Sharks have bite with Campbell

Best trade deadline deal this season

Jim Matheson, Canwest News Service

Published: Wednesday, April 02, 2008

EDMONTON -- You never get a true read on trade-deadline pickups until the Stanley Cup playoffs end, which is why Butch Goring approached folk-hero status in Long Island in 1981.

Goring not only gave the New York Islanders a No. 2 centre to spell Bryan Trottier off, he also won the Conn Smythe Trophy as playoff MVP.

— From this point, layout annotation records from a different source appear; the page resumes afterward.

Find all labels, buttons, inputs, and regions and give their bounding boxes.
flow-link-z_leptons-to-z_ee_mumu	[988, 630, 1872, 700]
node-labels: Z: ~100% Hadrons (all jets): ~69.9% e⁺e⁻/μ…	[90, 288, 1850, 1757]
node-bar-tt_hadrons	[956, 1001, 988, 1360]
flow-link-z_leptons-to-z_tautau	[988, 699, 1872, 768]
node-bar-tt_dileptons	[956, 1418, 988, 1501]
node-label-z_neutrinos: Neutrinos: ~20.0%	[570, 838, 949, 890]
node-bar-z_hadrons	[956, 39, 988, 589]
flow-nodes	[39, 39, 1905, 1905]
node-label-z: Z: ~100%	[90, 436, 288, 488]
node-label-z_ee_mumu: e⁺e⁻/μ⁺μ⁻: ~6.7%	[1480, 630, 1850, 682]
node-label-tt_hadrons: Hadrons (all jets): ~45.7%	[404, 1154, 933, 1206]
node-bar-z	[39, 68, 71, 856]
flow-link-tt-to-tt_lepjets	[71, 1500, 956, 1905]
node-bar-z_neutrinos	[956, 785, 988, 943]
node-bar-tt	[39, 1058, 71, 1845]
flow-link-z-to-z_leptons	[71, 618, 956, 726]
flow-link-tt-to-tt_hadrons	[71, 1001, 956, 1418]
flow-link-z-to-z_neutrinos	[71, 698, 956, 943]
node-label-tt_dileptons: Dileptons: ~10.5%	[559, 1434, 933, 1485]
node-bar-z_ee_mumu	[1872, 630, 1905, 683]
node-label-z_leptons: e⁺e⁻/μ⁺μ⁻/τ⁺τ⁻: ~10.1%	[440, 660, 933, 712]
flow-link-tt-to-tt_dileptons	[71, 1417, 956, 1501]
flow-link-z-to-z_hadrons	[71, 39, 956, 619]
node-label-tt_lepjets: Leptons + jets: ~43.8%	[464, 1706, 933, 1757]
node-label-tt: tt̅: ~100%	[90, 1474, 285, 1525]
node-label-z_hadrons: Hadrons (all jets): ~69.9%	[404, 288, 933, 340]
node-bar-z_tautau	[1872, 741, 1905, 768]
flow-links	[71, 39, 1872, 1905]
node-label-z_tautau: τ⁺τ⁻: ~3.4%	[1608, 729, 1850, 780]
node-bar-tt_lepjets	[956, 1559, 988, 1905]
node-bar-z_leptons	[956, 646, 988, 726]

So we will wait to anoint Brian Campbell as the second coming of Paul Coffey in San Jose until we see how far the 106-point Sharks go this spring. But right now the former Buffalo Sabres defenceman is clearly the best addition any NHL team made on Feb. 26 or in the leadup to the deadline.

You can make a case for goalie Cristobal Huet in Washington (8-2, 1.83 average) and Joe Corvo (18 points in 20 games, plus-6) in Carolina, too, but Campbell has given the NHL's hottest team exactly what it needed -- a blueliner who could easily transport the puck up ice and run the power play.

He's got 16 points in 17 games which gives him 59 on the year (third-most for defencemen after Nick Lidstrom's 66 and Sergei Gonchar's 62), and is also plus-10 in San Jose. He's yet to lose a game in regulation, which makes it even better. The Sharks have just two shootout setbacks since Campbell's first game Feb. 27 in Columbus -- to Edmonton and Phoenix.

It's always a crapshoot picking up players at the deadline. Some deals seem great on paper, but the additions struggle, like defenceman Mike Commodore's doing in Ottawa, or they get hurt like Adam Foote (hip) for Colorado. But Campbell, who grew up with Joe Thornton which should give them a leg up to sign the unrestricted free agent July 1, has been terrific.

The Sharks thought Matt Carle would be their puck-mover and signed him to a three-year deal for an average of $3.4 million, starting next year. But he's sitting now, while Campbell plays, averaging 25 minutes a night.

And the Sharks? They're sitting pretty.